Screenshot (99)“The Lighthouse” is a unique experience – one that not everyone will want to have. Its genius lies in its ability to make us feel as though we are descending into madness along with the characters. It makes us question or own sanity and ability to keep facts straight as things become twisted. Its use of sound design and cinematography help push us there, and expertly provokes that sense of dread and claustrophobia that the characters are experiencing.

Life is bleak for Winslow and Thomas when they’re dropped off at the lighthouse. Though it’s filmed in black and white, there’s an even greater sense of gloom and lack of definition. Films from the 40’s have more nuances in their color gradient. I guess I could say it’s the Seattle of films, especially considering that every day on the island is overcast. Fog seems to consume everything.

Things get strange right off the bat, with Winslow (played by Pattinson) experiencing hallucinations in the form of mythological creatures. We get the sense that he may already be a bit wonky. Winslow is ordered around by Thomas (played by Dafoe), who constantly demeans his younger counterpart by referring to him as “lad” and accusing him of not being a hard worker. Thomas seems to spend most of his day up in the gallery, while Winslow spends the day shoveling coal and fighting seagulls. When Thomas isn’t working or cooking, he’s telling long-winded stories and farting.

Thomas denies Winslow access to the light, which quickly becomes an obsession for the young man. What secrets could be up there? For us, it’s a simple answer, but for him, the sirens are calling. There are some terrifyingly provocative scenes that show Eggers isn’t abashed from playing on loneliness and the effect it can have on men’s sexual desires. The first instance happens relatively early on, but things only get more surreal. We question which of the two men will go completely mad first, and it’s unclear whether Thomas is crazily trying to destroy Winslow, or just hording the only measure of sanity for himself. Ironically, the two seem to be most sane in instances of heavy drinking. There’s a surprising amount of humor in such a bleak picture.

Dafoe and Pattinson put on career-best performances, with Dafoe portraying a caricature of an established seaman, and Pattinson displaying every corner of emotion that a man can get trapped in. More praise has been given to Dafoe, but I think Pattinson is the one who deserves the nomination, should one be given. That being said, it’s hard to imagine that either would have worked so well had the other not been present. Although the two may make a thrilling duo onscreen, their characters make it clear that nothing may be scarier than being forced to spend time with someone you dislike.

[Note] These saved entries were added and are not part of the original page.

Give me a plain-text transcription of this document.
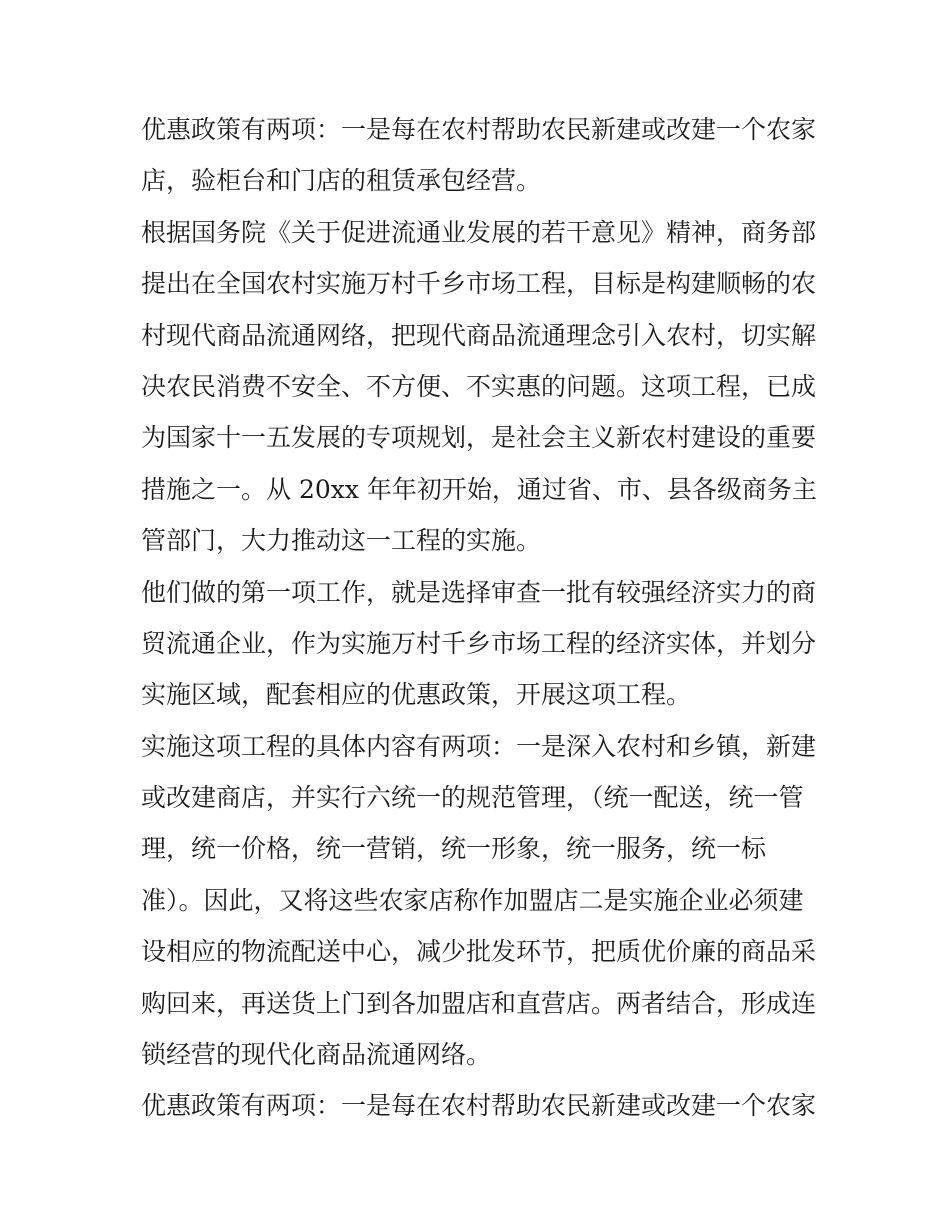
优惠政策有两项：一是每在农村帮助农民新建或改建一个农家
店，验柜台和门店的租赁承包经营。
根据国务院《关于促进流通业发展的若干意见》精神，商务部
提出在全国农村实施万村千乡市场工程，目标是构建顺畅的农
村现代商品流通网络，把现代商品流通理念引入农村，切实解
决农民消费不安全、不方便、不实惠的问题。这项工程，已成
为国家十一五发展的专项规划，是社会主义新农村建设的重要
措施之一。从 20xx 年年初开始，通过省、市、县各级商务主
管部门，大力推动这一工程的实施。
他们做的第一项工作，就是选择审查一批有较强经济实力的商
贸流通企业，作为实施万村千乡市场工程的经济实体，并划分
实施区域，配套相应的优惠政策，开展这项工程。
实施这项工程的具体内容有两项：一是深入农村和乡镇，新建
或改建商店，并实行六统一的规范管理，（统一配送，统一管
理，统一价格，统一营销，统一形象，统一服务，统一标
准）。因此，又将这些农家店称作加盟店二是实施企业必须建
设相应的物流配送中心，减少批发环节，把质优价廉的商品采
购回来，再送货上门到各加盟店和直营店。两者结合，形成连
锁经营的现代化商品流通网络。
优惠政策有两项：一是每在农村帮助农民新建或改建一个农家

The acting may be front and center, but “The Lighthouse” also expects us to recognize the contribution of its creative team and Eggers in particular. The 4:3 ratio, the screams of a mermaid, and the constant blaring of the fog horn create an immediate sensory overload. It’s a remarkable technical achievement, but is it a dramatic one? I couldn’t help but find it a bit self-aware for its own good. I wouldn’t say it’s pretentious in its metaphors, but it does have a few jarring moments of imagery taken directly from stories like “The Odyssey” and the myth of Prometheus. The lighthouse itself is drenched in symbolism. The film gets surprisingly grisly towards the end. While I wouldn’t call the experience “fun,” there’s always that sense of endearment in an experimental film, and I found myself constantly engaged in the story. Should I try to dissect it though, I may not find it so clever.

Still, the warped sense of reality that exists in “The Lighthouse” is a thrill to experience. The most surprising aspect is how there’s not a dissent into madness on the part of Winslow. His disturbing mental state already exists. He may be trying to run away from horrors on the mainland, but they are only exaggerated through isolation on the island. There are many uncomfortable moments, and the commitment on behalf of everyone involved in the production is admirable. It’s a bit choppy, but maybe that’s the point. It’s sporadic like the storm going on outside and in the characters’ heads. Could the lighthouse be purgatory in a way? If you want a film that can make everyone in your party walk out with different theories, give this one a go.